Occasional en-suite shower rooms

As you’ll know from reading these pages our pressing priority is to appoint a builder and execute the Obras Menores (minor works) license that we were granted back in April 2011 (and which theoretically has to be started within six months). Shhh!

When we visited in late July we met with a new builder, the third that we’d consulted, to get his appraisal of the works and give us a quotation so that we can finally feel happy with the prices that we’ve got, and place the work with someone. We met at the house and spent half an hour discussing the specification for the barn before his attention was drawn to the main house.

‘Mucho trabajo’ (much work) he volunteered. We agreed through animated nods.

We told him that the roof was in a poor state but from the roadside, viewing the north facing roof, he told us that it didn’t look too bad. So for a chuckle we invited him in, cautioned him about the pig in the cellar, and showed him the holes in the south-facing roof which, in times of precipitation, give us an en-suite shower in every room.

One roof collapse/en-suite shower

And then I spotted a new problem, one which had been skillfully secreted behind some old wardrobes and masked from me for over a year.

In the areas where the roof had not already commenced its collapse, it was held up by pit props!

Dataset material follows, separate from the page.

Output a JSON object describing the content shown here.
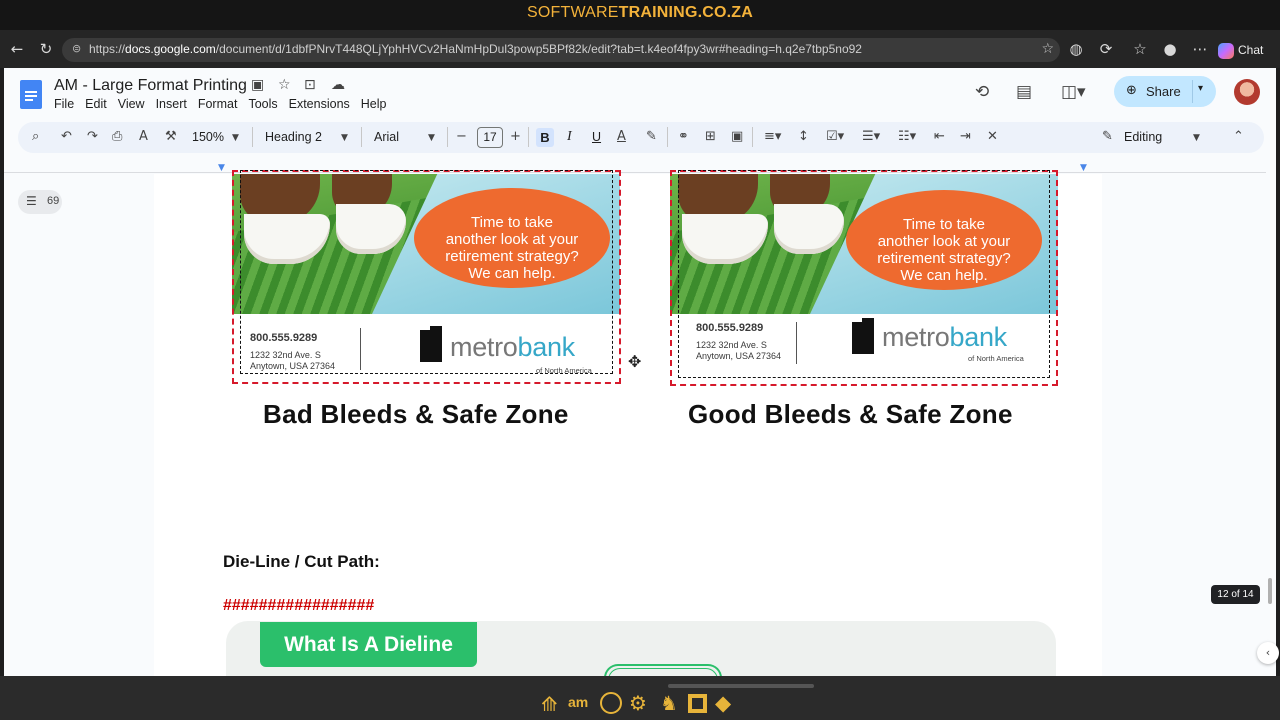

Twig holding up a main beam......

......and others, hidden behind wardrobes

Our new builder friend took a close look, scratched his head, and then assured us that it wasn’t as bad as it looked, pulling the kind of face a builder pulls when he sees his retirement plans edging ever closer.

Then he pulled a ‘builders ace out of the hat’.

He offered, should he get the work on the barn, to put one of his men on the roof of the main house for a day and repair all of the holes to at least give it another couple of years of being water-tight. And…he wouldn’t charge us! Not bad to say that the last people we approached about repairing the roof (not replacing, just repairing) came up with a ludicrous price for their services.

It’s amazing how little, things like this now phase us. On first spotting our Jenga roof I remember shouting to Amanda, ‘the roof beams are held up with matchsticks’, she shrugged her shoulders and scrunched her nose, then I did the same.

It must be okay then, or we’re past caring!